Crying is therapeutic. It’s literally science. Medical News Today says that “in addition to being self-soothing, shedding emotional tears releases oxytocin and endorphins. These chemicals make people feel good and may also ease both physical and emotional pain. In this way, crying can help reduce pain and promote a sense of well-being.” Talking is also therapeutic. Even if you’re the type of person that just likes listening to other people’s problems. You wanna be heard. You wanna talk and someone (or something) to listen to you without objection. But sometimes you don’t wanna get vulnerable. That’s understandable, but it also doesn’t help. Now getting vulnerable doesn’t mean trauma dumping all over yourself or someone else. It simply means saying how you feel. Once again, this is easier said than done. But it can be done. Like everything else, it takes time. Whether you’ve come home from a hard day at work or school.  Or you’ve spent the day doing absolutely nothing in your bed. You felt something today. Most people write their feelings down in journals. But if you’re unbelievably forgetful (like me), talking it out with someone you trust is just as effective. Even more so when you need physical comfort to go with that silence.

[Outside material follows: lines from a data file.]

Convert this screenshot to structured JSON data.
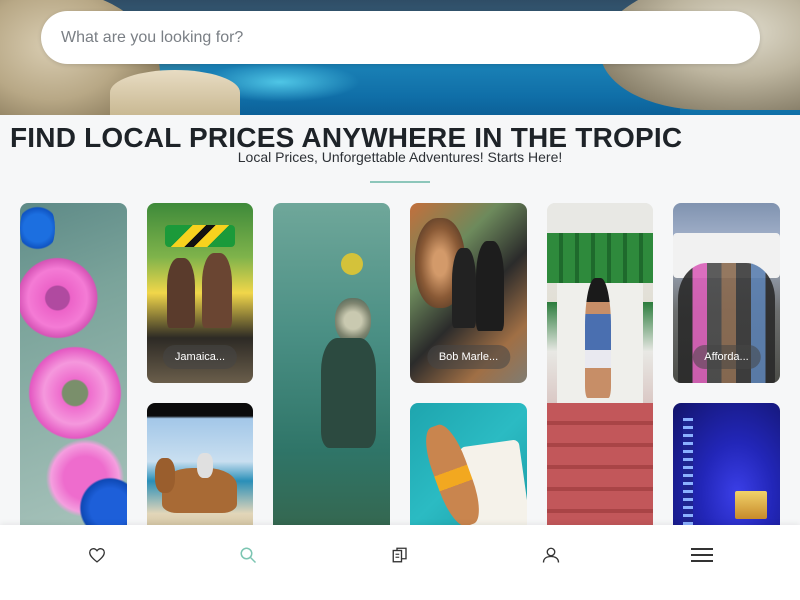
{
  "search": {
    "placeholder": "What are you looking for?"
  },
  "headline": "FIND LOCAL PRICES ANYWHERE IN THE TROPIC",
  "subheadline": "Local Prices, Unforgettable Adventures! Starts Here!",
  "cards": [
    {
      "label": ""
    },
    {
      "label": "Jamaica..."
    },
    {
      "label": ""
    },
    {
      "label": "Bob Marle..."
    },
    {
      "label": ""
    },
    {
      "label": "Afforda..."
    },
    {
      "label": ""
    },
    {
      "label": ""
    },
    {
      "label": ""
    }
  ],
  "bottom_nav": {
    "items": [
      {
        "icon": "heart-icon"
      },
      {
        "icon": "search-icon",
        "active": true
      },
      {
        "icon": "documents-icon"
      },
      {
        "icon": "user-icon"
      },
      {
        "icon": "menu-icon"
      }
    ],
    "active_color": "#7cc5b2",
    "icon_color": "#333333"
  },
  "accent_color": "#8cc6ba"
}
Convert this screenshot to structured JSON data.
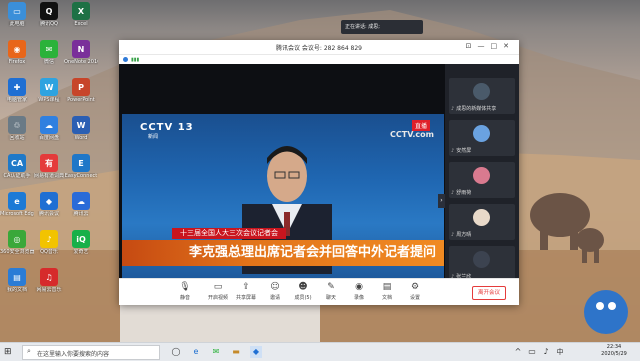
{
  "desktop_icons": [
    {
      "label": "此电脑",
      "glyph": "▭",
      "color": "#3b8fd9"
    },
    {
      "label": "腾讯QQ",
      "glyph": "Q",
      "color": "#111"
    },
    {
      "label": "Excel",
      "glyph": "X",
      "color": "#1e7145"
    },
    {
      "label": "Firefox",
      "glyph": "◉",
      "color": "#e8661a"
    },
    {
      "label": "微信",
      "glyph": "✉",
      "color": "#2bb23a"
    },
    {
      "label": "OneNote 2016",
      "glyph": "N",
      "color": "#7a2f9a"
    },
    {
      "label": "电脑管家",
      "glyph": "✚",
      "color": "#1f6fd3"
    },
    {
      "label": "WPS课程",
      "glyph": "W",
      "color": "#2ea3e0"
    },
    {
      "label": "PowerPoint",
      "glyph": "P",
      "color": "#c7452a"
    },
    {
      "label": "回收站",
      "glyph": "♲",
      "color": "#6a7a86"
    },
    {
      "label": "百度网盘",
      "glyph": "☁",
      "color": "#2f80e0"
    },
    {
      "label": "Word",
      "glyph": "W",
      "color": "#2b5fb3"
    },
    {
      "label": "CA认证助手",
      "glyph": "CA",
      "color": "#1f79c8"
    },
    {
      "label": "网易有道词典",
      "glyph": "有",
      "color": "#e43b3b"
    },
    {
      "label": "EasyConnect",
      "glyph": "E",
      "color": "#1f77c8"
    },
    {
      "label": "Microsoft Edge",
      "glyph": "e",
      "color": "#1c7ad6"
    },
    {
      "label": "腾讯会议",
      "glyph": "◆",
      "color": "#1f6fd3"
    },
    {
      "label": "腾讯云",
      "glyph": "☁",
      "color": "#2a6bd8"
    },
    {
      "label": "360安全浏览器",
      "glyph": "◎",
      "color": "#3aa83a"
    },
    {
      "label": "QQ音乐",
      "glyph": "♪",
      "color": "#f2c300"
    },
    {
      "label": "爱奇艺",
      "glyph": "iQ",
      "color": "#17b049"
    },
    {
      "label": "我的文档",
      "glyph": "▤",
      "color": "#2a7cd6"
    },
    {
      "label": "网易云音乐",
      "glyph": "♫",
      "color": "#d62b2b"
    }
  ],
  "window": {
    "title": "腾讯会议 会议号: 282 864 829",
    "speaking": "正在讲话: 成思;",
    "video": {
      "channel": "CCTV 13",
      "channel_sub": "新闻",
      "live": "直播",
      "watermark": "CCTV.com",
      "banner_small": "十三届全国人大三次会议记者会",
      "banner_big": "李克强总理出席记者会并回答中外记者提问"
    },
    "participants": [
      {
        "name": "成思的新媒体共享",
        "color": "#4a5a6a"
      },
      {
        "name": "安然屏",
        "color": "#6aa2e0"
      },
      {
        "name": "舒雨荷",
        "color": "#d97a8f"
      },
      {
        "name": "周方晴",
        "color": "#e8d9c9"
      },
      {
        "name": "张兰欣",
        "color": "#3c4350"
      }
    ],
    "toolbar": [
      {
        "label": "静音",
        "icon": "🎙"
      },
      {
        "label": "开启视频",
        "icon": "▭"
      },
      {
        "label": "共享屏幕",
        "icon": "⇪"
      },
      {
        "label": "邀请",
        "icon": "☺"
      },
      {
        "label": "成员(5)",
        "icon": "☻"
      },
      {
        "label": "聊天",
        "icon": "✎"
      },
      {
        "label": "录像",
        "icon": "◉"
      },
      {
        "label": "文档",
        "icon": "▤"
      },
      {
        "label": "设置",
        "icon": "⚙"
      }
    ],
    "leave_label": "离开会议"
  },
  "taskbar": {
    "search_placeholder": "在这里输入你要搜索的内容",
    "time": "22:34",
    "date": "2020/5/29"
  }
}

Keeping yourself accountable.

Accountability is basically saying “I didn’t do what I needed to do today.”  Apologising to yourself  (which isn’t as weird as you think it might be), and then trying again tomorrow. Sometimes things don’t work out. And you don’t have to beat yourself up over it. But you do have to recognise your own actions in the equation. Sometimes you can be the enemy of your own progress. That’s why keeping accountability is important in learning to love yourself. It’s the same way you keep your loved ones accountable for their own actions. Because you love them. Accountability should always come from a place of love, if not the cycle of self-depreciation starts all over again.

Self-care, self-awareness, and everything in-between.

You are your greatest strength and sometimes your biggest enemy. Being able to discern between both feelings is where your self-love journey really starts. Yes, face masks and candlelit baths are helpful when you’re stressed or pent up. There’s no denying that. But you can take a soothing bath if your mind is running a mile a minute. And this whole process takes time. Learning and unlearning your emotions. Talking to yourself. Spending time with yourself. It can get uncomfortable sometimes. But your peace is worth double that feeling.